Most of the times in such a high profile assemblies, various issues related to the environment have been highlighted and discussed but the real impact of their conclusions are very hard to see on base. This time another gathering is going to start– especially on an issue like environment that figures low on priority list of governments in this age of growth, development as well as economic slowdown with participants agreeing to goals that do not fully address the actual challenges. Worse, most countries remain miles away from achieving even their watered down commitments on environment, even as the clock on climate change and damage continues to tick.
With huge number of participants in Rio+20 Summit that also includes environment scholars, working bodies, NGOs and many other involved and caring bodies along with state heads, are suppose to highlight and draw the head’s attention over the rapid damage of entire eco-system due to this Un-Eco-Friendly economic practices.
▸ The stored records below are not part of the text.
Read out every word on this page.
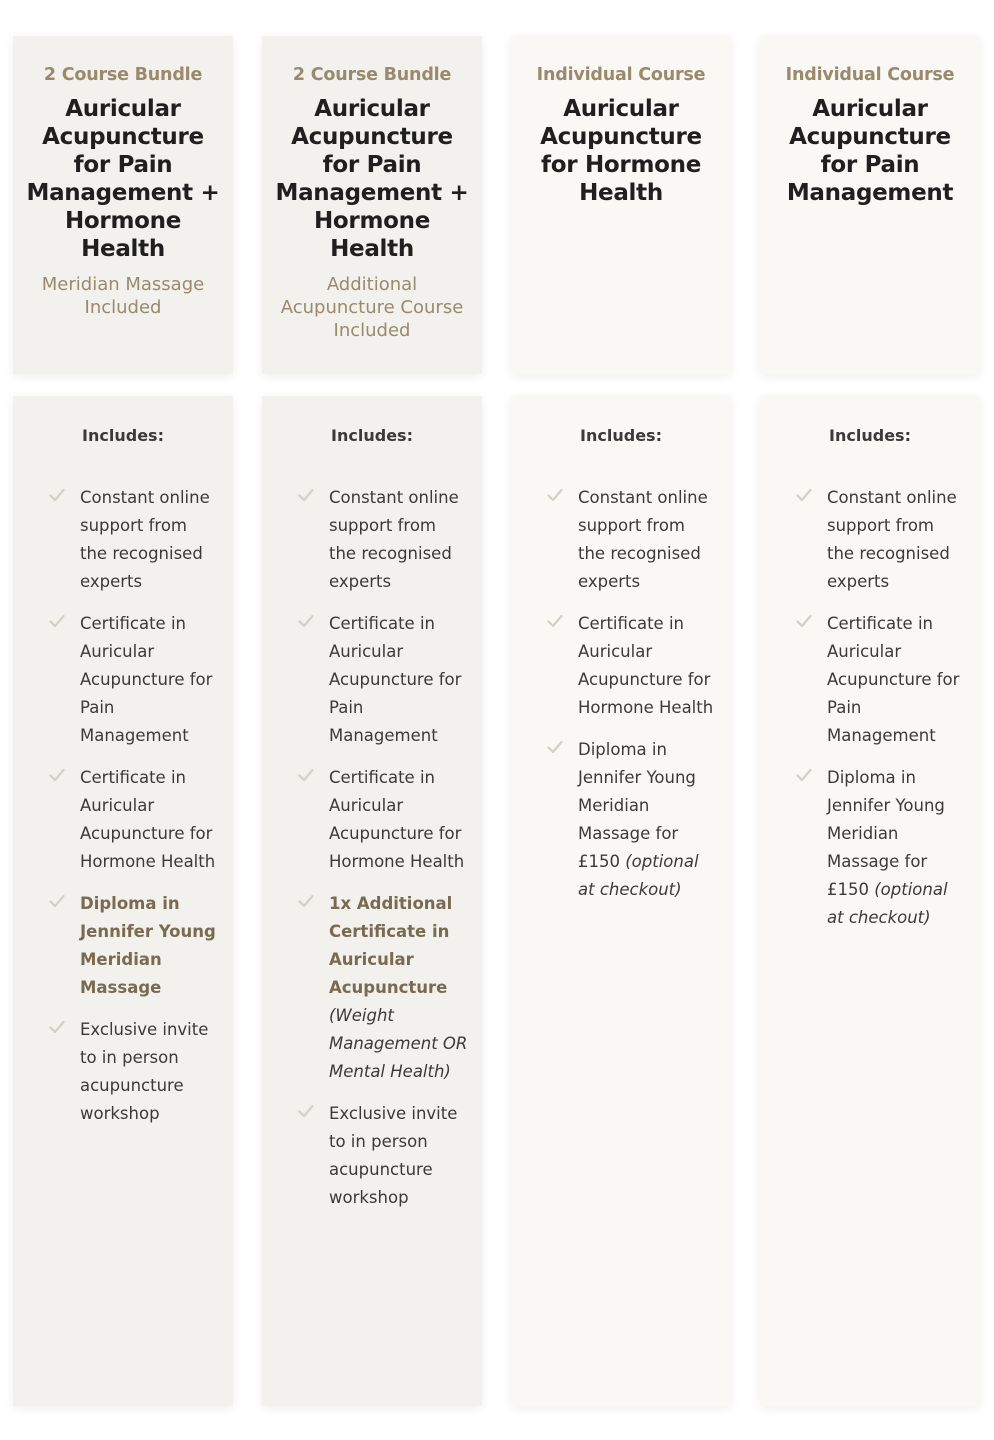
2 Course Bundle
Auricular Acupuncture for Pain Management + Hormone Health
Meridian Massage Included
Includes:
Constant online support from the recognised experts
Certificate in Auricular Acupuncture for Pain Management
Certificate in Auricular Acupuncture for Hormone Health
Diploma in Jennifer Young Meridian Massage
Exclusive invite to in person acupuncture workshop
2 Course Bundle
Auricular Acupuncture for Pain Management + Hormone Health
Additional Acupuncture Course Included
Includes:
Constant online support from the recognised experts
Certificate in Auricular Acupuncture for Pain Management
Certificate in Auricular Acupuncture for Hormone Health
1x Additional Certificate in Auricular Acupuncture (Weight Management OR Mental Health)
Exclusive invite to in person acupuncture workshop
Individual Course
Auricular Acupuncture for Hormone Health
Includes:
Constant online support from the recognised experts
Certificate in Auricular Acupuncture for Hormone Health
Diploma in Jennifer Young Meridian Massage for £150 (optional at checkout)
Individual Course
Auricular Acupuncture for Pain Management
Includes:
Constant online support from the recognised experts
Certificate in Auricular Acupuncture for Pain Management
Diploma in Jennifer Young Meridian Massage for £150 (optional at checkout)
It’s time to raise hue and cry, from every corner of the globe for Eco damage control which is a responsibility on part of every citizen of the planet Earth.
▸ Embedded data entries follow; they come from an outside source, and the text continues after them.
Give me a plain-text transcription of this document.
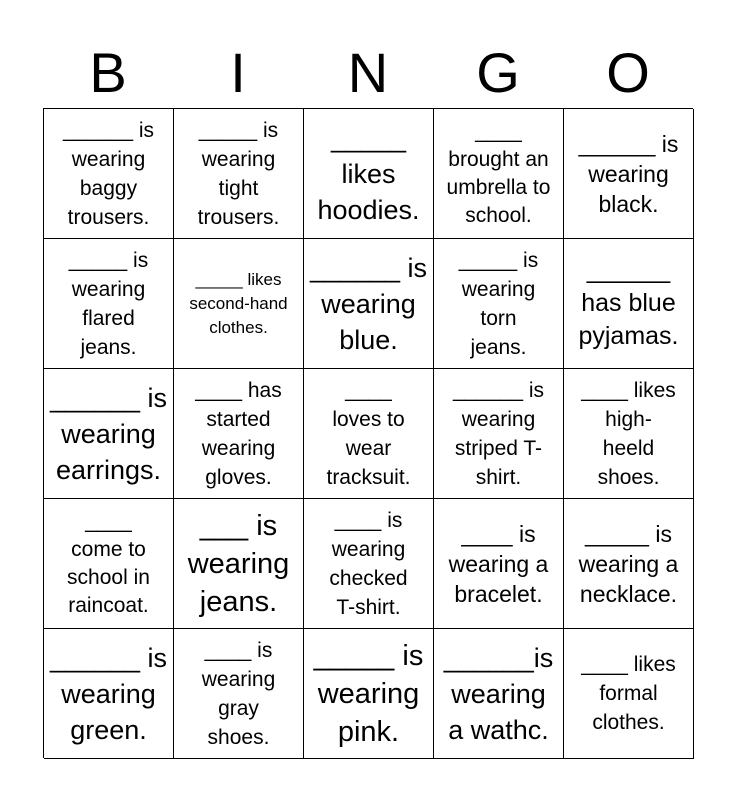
B	I	N	G	O
______ is
wearing
baggy
trousers.
_____ is
wearing
tight
trousers.
_____
likes
hoodies.
____
brought an
umbrella to
school.
______ is
wearing
black.
_____ is
wearing
flared
jeans.
_____ likes
second-hand
clothes.
______ is
wearing
blue.
_____ is
wearing
torn
jeans.
______
has blue
pyjamas.
______ is
wearing
earrings.
____ has
started
wearing
gloves.
____
loves to
wear
tracksuit.
______ is
wearing
striped T-
shirt.
____ likes
high-
heeld
shoes.
____
come to
school in
raincoat.
___ is
wearing
jeans.
____ is
wearing
checked
T-shirt.
____ is
wearing a
bracelet.
_____ is
wearing a
necklace.
______ is
wearing
green.
____ is
wearing
gray
shoes.
_____ is
wearing
pink.
______is
wearing
a wathc.
____ likes
formal
clothes.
Though ‘Sustainable Development’ is the agenda of the Rio+20 Summit, the focus in Brazil would be on how to turn economies ‘Green’ – development with care for the environment. The term ‘Green Economy’ is ambitious; hence it is quite difficult to achieve it for various reasons – growth has to be compromised, high costs to be incurred, and most importantly, there is possibility of falling behind in the economic race with others who have little respect for the nature and its resources moving ahead fast.
Who is Responsible More For This All You or Me:
The developed world, as always, wants the developing world to contribute equally to achieve any environment-related goals. The developing world, on the other hand, seeks concession as it has yet to alleviate poverty, provide basic healthcare to all, develop its industries and agriculture etc. Then who should take more corrective measures? … Deadlock!
Only one thing I would like to remind that the impacts & consequences of these natural damages don’t holds geographic maps and neither identifies any of yours latitude and longitudes even to differentiate as a developed or underdeveloped or developing one so act accordingly. At this critical stage, it is important to understand how crucial it is to turn green and have development that is sustainable.
The Indian Scenario
Looking locally at the issue, lifeline river Yamuna and Ganga – the ‘holiest’ rivers and a lifeline of millions of Indians – is on the verge of death. In fact, rivers are dying not because of drying up Himalayas, but pollution that humans cause. The biggest sin that the humans commit is polluting these rivers.
Our cities have been growing at a rapid pace. But is this advancement sustainable? Not many believe so. The level of pollution is ever increasing, and laudable measures like making CNG (compressed natural gas) mandatory for public transport in only some cities. Population is one of the main factors, but the failure to put in place an efficient public transport system that has led to an alarming increase in ownership of cars is more to blame. Singapore is one example where ownership of cars has been effectively curbed by providing an efficient, dependable public transport system.
The governments also need to provide ‘green’ alternatives. The best bet would be to promote hybrid/electric cars, but nothing substantial has been done in Indian cities to put in place a system that ensures a ‘green drive’. Exploitation of groundwater resources, something highlighted by a NASA survey – that the worst groundwater exploitation in the world is happening in North India.
Most Indian metros has a desperate need of proper system of garbage/waste collection and disposal, ban poly bags, but the implementation of the measure has not been up to the mark.
It is important for local governments to implement measures that give a way for ‘green’ progress, ‘green’ living standards, ‘green’ actions of the citizenry.